The nuns turned out to be hookers who knew that winners leave the tables and go dancing, whereas losers stay upstairs chasing after their loot. Dressing up as nuns gave them an extra kick. Soon after, I met Mark Birley. He wanted to know whether dressing hookers up as nuns was a particularly Greek perversion, or were we just innocent bystanders? When we told him we were the latter he almost smiled, a wintry kind of snicker which hinted at doubt more than anything. Welcome to England, studied nonchalance and, dare I say it, not a small amount of xenophobia. Yet until George opened (four years ago, I believe), Mark Birley had given strict orders that none of his clubs would charge me annual dues. His only request was that I keep it to myself, as other members would surely have complained. I never found out why. Perhaps it was because of how I wrote about his son Rupert's disappearance in Africa in these here pages. But that was almost 20 years after Annabel's was conceived. If I had to take a guess, it would be because the staff in all his establishments liked me a lot. When I'm drunk I'm a good tipper and back then I was drunk every night. Birley asked me to write the club's story for Annabel's magazine, marking its 20th anniversary in 1983.

A lot has been written about Mark's style, his daunting good taste and his constant search for perfection. Very little is known about the inner man because he was a typical buttoned-up 20th-century Englishman, a man who would have preferred to have lived in the 17th, but with penicillin. He was greatly admired by American ladieswho-lunch types; they would swoon when his name came up. 'Oh my God, does Mark have taste or what....' His sister, Maxime de la Falaise, was married to my wife's uncle, but the only thing Mark ever said to me about the French marquis — a great sportsman and ladies' man — was that the man was French.
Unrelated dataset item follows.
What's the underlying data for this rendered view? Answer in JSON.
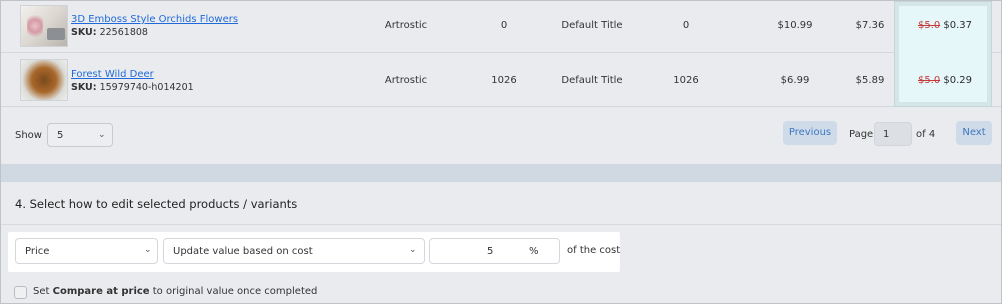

When Aspers and Mark fell out over Annabel's affair with Jimmy Goldsmith, the inside staircase was removed — there was also a problem over who owned what in the Kent building, which housed the Clermont and Annabel's — otherwise things remained the same. Those were the glory nights of Annabel's, with Sidney and John tending bar, Louis taking care of the dining area, and Nando, the walking death machine, minding the door. It was back then that I spotted Muhammad Ali and asked him to spar right then and there. Two people expressed surprise, and both of them asked me the same question: 'Do you think you could have taken him?', as dumb a thing to say as is possible. They were Oliver Gilmour and Mark Birley.

And so it went, the annual Hanbury Cup, donated by Timmy after Sidney the barman had given false evidence that `Mr Hanbury never left the bar throughout the evening, sir,' to the cops who were looking for the man who had hijacked a bus full of Japanese tourists while the driver was relieving himself in Berkeley Square. '0i, mi Bus....' (This entailed running one lap around Berkeley Square after 4 a.m.) Throughout all the hijinks Mark would sit inside smoking a large cigar, always with a new girl. Invariably the sweet young things looked frustrated. Mark did not particularly like to talk to the fairer sex. In fact, the word laconic could have been invented for him The reason he never remarried, I believe, was his selfishness. He liked things his way, and women tend to move ashtrays and redecorate and commit other such crimes. The last two times I saw him was at lunch, once in his house with his son Robin, the other time at Harry's Bar with Robin and David Tang. (Tang told one joke after another, cracking Robin and me up, Mark remaining stifflipped and worried about the sugar-cubes.) The end was particularly sad, at least for me, because of his falling-out with his only surviving son Robin. To me it seems inconceivable to turn against my own son. No matter what he does. But then I'm not English. I believe that Mark Birley did not like the fact that Robin loved John Aspinall and Jimmy Goldsmith, his stepfather. When Robin committed a big faux pas, Mark remained unforgiving. It was sad, but then who knows what goes on inside a man's heart. We all know about Mark's taste, few know much about the man himself. Perhaps there was nothing there.